上に立つ者は、悪運だろうと、何だろうと、とにかく運が強くなくては、その資格がない。

たとえば、軍隊においても、戦時統御の鍵は部下を殺さないことである。

「あの隊長の下におれば、決して死ぬことはない」ということであれば、部下はどんな苦労をしてでもついてくる。また、シェークスピアが「人々の運命に満潮と干潮とあり、この満潮を機敏に捉えるもののみ、よく幸福の彼岸に達する」といっているのも同じことである。

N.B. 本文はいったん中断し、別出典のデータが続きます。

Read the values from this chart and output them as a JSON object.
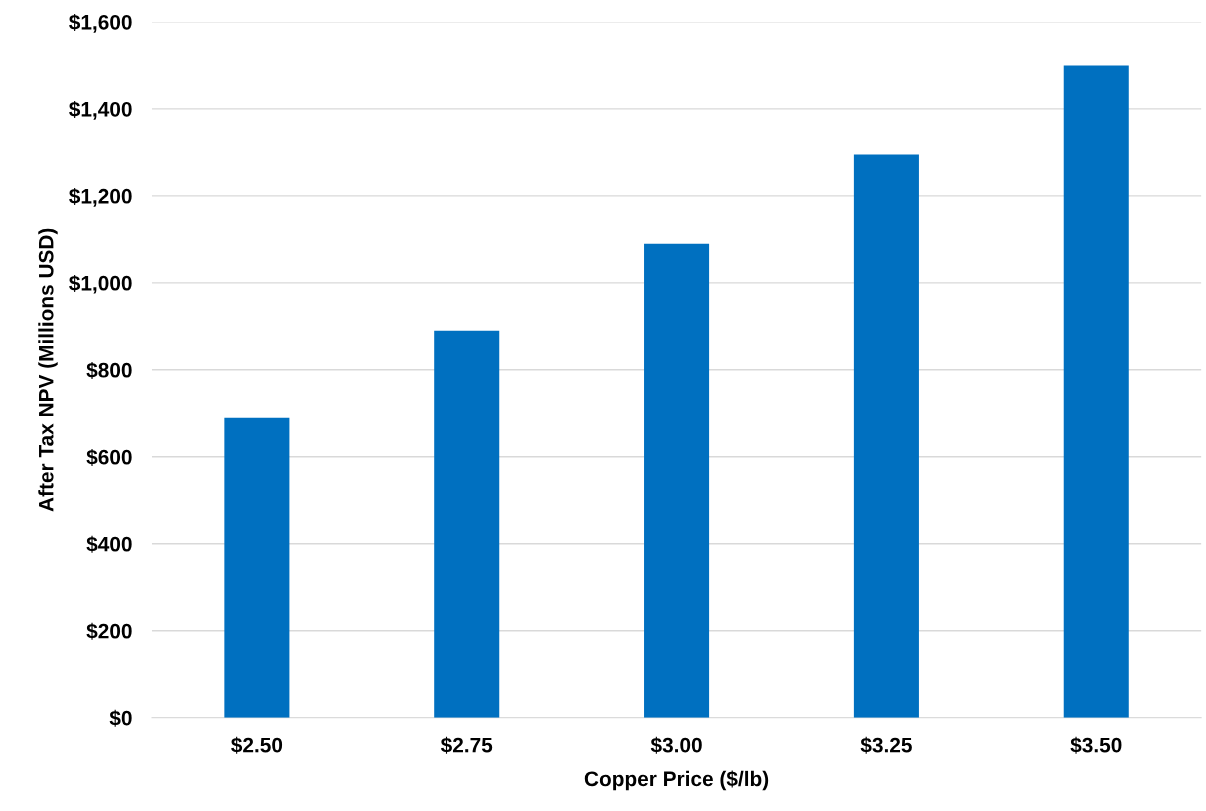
{
  "chart_data": {
    "type": "bar",
    "xlabel": "Copper Price ($/lb)",
    "ylabel": "After Tax NPV (Millions USD)",
    "categories": [
      "$2.50",
      "$2.75",
      "$3.00",
      "$3.25",
      "$3.50"
    ],
    "values": [
      690,
      890,
      1090,
      1295,
      1500
    ],
    "color": "#0070c0",
    "ylim": [
      0,
      1600
    ],
    "yticks": [
      {
        "value": 0,
        "label": "$0"
      },
      {
        "value": 200,
        "label": "$200"
      },
      {
        "value": 400,
        "label": "$400"
      },
      {
        "value": 600,
        "label": "$600"
      },
      {
        "value": 800,
        "label": "$800"
      },
      {
        "value": 1000,
        "label": "$1,000"
      },
      {
        "value": 1200,
        "label": "$1,200"
      },
      {
        "value": 1400,
        "label": "$1,400"
      },
      {
        "value": 1600,
        "label": "$1,600"
      }
    ],
    "grid": "y"
  }
}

そういえば、司馬遼太郎の長編小説『坂の上の雲』の中に印象的な一節があった。

  戦争というのは、国家がやる血みどろの賭博であるとするなら、将
  軍というのは、この賭博を代行する血の勝負師であらねばならない。
  当然、天性、勝負運の憑(つ)いた男であるべきだ。賭博の技術は参
  謀がやるにしても、運を貸すのは将軍でなければならないからだ。

  海軍大臣の山本権兵衛は、連合艦隊司令長官を選ぶにあたって、何
  人かの提督のなかから、最も名声がなく、しかも舞鶴鎮守府司令長
  官という閑職にいた東郷平八郎をえらび、明治帝から、その理由を
  下問されると、「この男は、若いころから運のよかった男でござい
  ますので」と答えた。

  山本は、戦争とその執行者というものが、どういうものであるかを
  知りぬいていたのだ。

  乃木はその点、あくまでも憑いていない男であった。

  彼に与えられた最初の参謀長は、誰もが唖然とするほど、その任に
  ふさわしくない男であったし、次に総司令部がやった乃木軍司令部
  の大異動で赴任してきた小泉正保は、まだ一発の弾丸もうたず、敵
  の顔も見えず、集結地にすら着いていない汽車から転落事故をおこ
  すという態たらくだった。

事実、乃木はいたずらに犠牲ばかり多くだして、旅順要塞を攻めあぐみ、結局は、満洲軍総司令部の児玉源太郎が乃木にかわって指揮をとり、やっと陥落させた。

こういう悲劇的な運命が乃木にはいつもついてまわり、あたかも、負け戦一歩前ともいうべき黒溝台の会戦前後などは、殺気だった参謀たちが「乃木閣下が来られると縁起が悪い」とささやきあった程である。